Kerrie Coles conquered her fears, and, through treatment, she beat the disease.
From her experience then, Coles is applying lessons to now, as she - as all of us - confront the fear of the unknown.
"I got that sense of control [during the cancer treatment] because I put my trust in the people looking after me," she explains. "I'd focus on the fact that, 'People are looking after me to help me heal'.
"In this instance here with what's happening, we have to focus on the people looking after us, who are in control, who are going to make it safe for us."
Coles concedes her trust turned "on and off", before she burst into laughter.
"But I think, 'Yes, you have to have faith'," she adds. "You have to think, 'Okay, people are trying to do the right thing by you'."
As we're all doing, Kerrie Coles is filling her days, occupying the hours, cleaning, baking, and painting.
She is preparing for an exhibition in November. With the paintings she had already begun, Coles was exploring the impact of the bushfires on our lives.

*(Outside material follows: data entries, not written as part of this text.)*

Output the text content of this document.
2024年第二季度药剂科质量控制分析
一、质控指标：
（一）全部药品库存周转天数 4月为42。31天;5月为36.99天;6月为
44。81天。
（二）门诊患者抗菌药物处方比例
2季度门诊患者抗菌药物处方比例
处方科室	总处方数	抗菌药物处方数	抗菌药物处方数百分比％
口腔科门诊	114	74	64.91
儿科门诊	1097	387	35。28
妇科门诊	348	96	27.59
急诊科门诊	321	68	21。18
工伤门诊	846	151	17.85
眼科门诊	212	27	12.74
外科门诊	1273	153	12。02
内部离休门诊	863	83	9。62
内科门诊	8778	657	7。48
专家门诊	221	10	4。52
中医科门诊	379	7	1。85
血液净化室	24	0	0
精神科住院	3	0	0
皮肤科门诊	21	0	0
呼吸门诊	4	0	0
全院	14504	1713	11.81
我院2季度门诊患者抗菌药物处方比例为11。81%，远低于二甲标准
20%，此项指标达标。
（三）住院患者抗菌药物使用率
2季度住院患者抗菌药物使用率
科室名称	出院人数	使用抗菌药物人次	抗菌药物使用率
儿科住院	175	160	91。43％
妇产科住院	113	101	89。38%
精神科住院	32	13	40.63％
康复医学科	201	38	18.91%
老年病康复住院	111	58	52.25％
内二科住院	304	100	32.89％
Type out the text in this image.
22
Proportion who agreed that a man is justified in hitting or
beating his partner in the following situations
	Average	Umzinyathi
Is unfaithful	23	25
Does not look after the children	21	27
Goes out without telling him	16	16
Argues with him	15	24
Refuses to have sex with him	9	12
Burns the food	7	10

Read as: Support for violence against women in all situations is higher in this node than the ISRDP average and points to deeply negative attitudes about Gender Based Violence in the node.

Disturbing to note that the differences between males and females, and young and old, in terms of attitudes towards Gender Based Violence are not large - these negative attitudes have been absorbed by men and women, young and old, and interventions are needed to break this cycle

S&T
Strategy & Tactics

Then coronavirus turned up, compelling Coles to spend more time in her home studio than she otherwise might.
"I might end up doing some still life," she says. "Also views from my apartment, views of what I can see."
At this stage, she doesn't know how she will depict this time of isolation and resilience in those works, nor does the exhibition have a name yet.
But this much Kerrie Coles does know: "It won't be called 'COVID-19', I can tell you that!"